Recent evidence continues to mount on the extent of public distrust. For instance:

  • A report by researchers from Cambridge University analysed the political sentiment of more than 4 million people, using data from survey projects that covered 154 countries between 1995 and 2020. It found that dissatisfaction with democracy is at a record high.
  • The Edelman Trust Barometer 2020 report used data from 38,000 respondents in 28 markets and found that a growing sense of inequity is undermining trust in institutions (government, media, Non-Government Organisations and business).

For businesses, the Edelman report is especially insightful.
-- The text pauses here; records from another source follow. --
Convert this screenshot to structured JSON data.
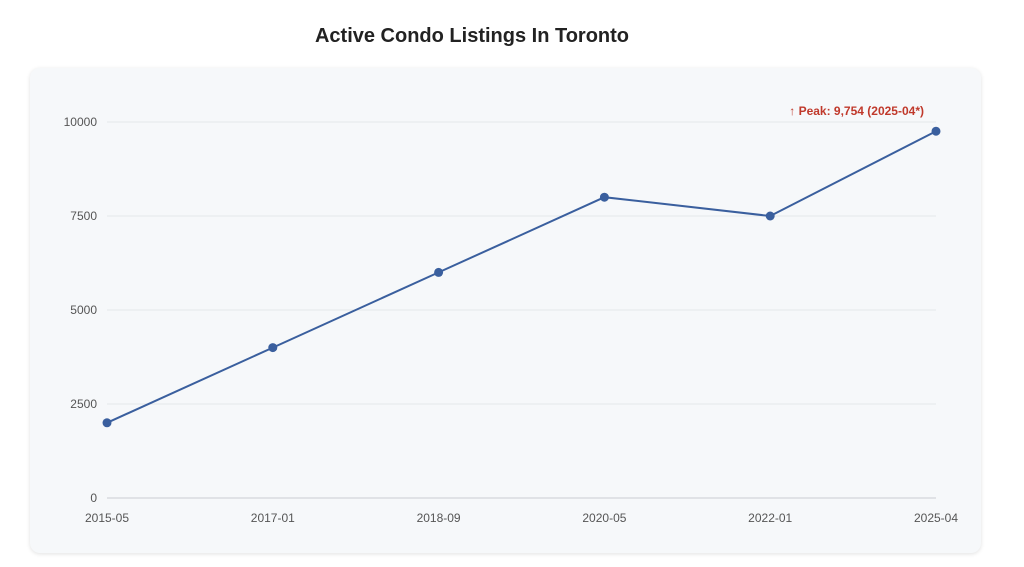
{
  "chart_data": {
    "type": "line",
    "title": "Active Condo Listings In Toronto",
    "xlabel": "",
    "ylabel": "",
    "categories": [
      "2015-05",
      "2017-01",
      "2018-09",
      "2020-05",
      "2022-01",
      "2025-04"
    ],
    "series": [
      {
        "values": [
          2000,
          4000,
          6000,
          8000,
          7500,
          9754
        ]
      }
    ],
    "ylim": [
      0,
      10000
    ],
    "yticks": [
      0,
      2500,
      5000,
      7500,
      10000
    ],
    "grid": true,
    "annotation": {
      "text": "↑ Peak: 9,754 (2025-04*)",
      "category": "2025-04",
      "value": 9754
    }
  },
  "colors": {
    "line": "#3a5f9e",
    "point": "#3a5f9e",
    "annotation": "#c0392b",
    "grid": "#e4e7eb",
    "axis": "#c9ccd1"
  }
}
It claims that people grant their trust based on two distinct attributes: competence (delivering on promises) and ethical behaviour (doing the right thing and working to improve society).

The research findings reveal that none of the four institutions are currently seen as both competent and ethical. Business ranks highest in competence, holding a massive 54-point edge over government. However, NGOs lead on ethical behaviour over government (a 31-point gap) and business (a 25-point gap).

Few would be shocked by the finding that government and the media – globally and in Australia – are seen as both incompetent and unethical (with government being the worst on both counts).

Community perceptions of business is one thing, but what about the perceptions of business communities towards their own institutions – the industry service organisations (ISO’s) that represent and support them?

If business participation rates are an indication of trust, then a lot of ISOs are in real trouble.

It’s quite common for most industry businesses to be disengaged from ISOs and to observe the unethical practice where ISOs that represent a minority of businesses claim to represent a whole of industry view.

Businesses quickly judge if these ISOs are really serving the interests of a select few ahead of everyone.

The good news is that business leaders can modernise industry institutions to become more inclusive and give voice to the majority. It would help in strengthening trust in industries and in business.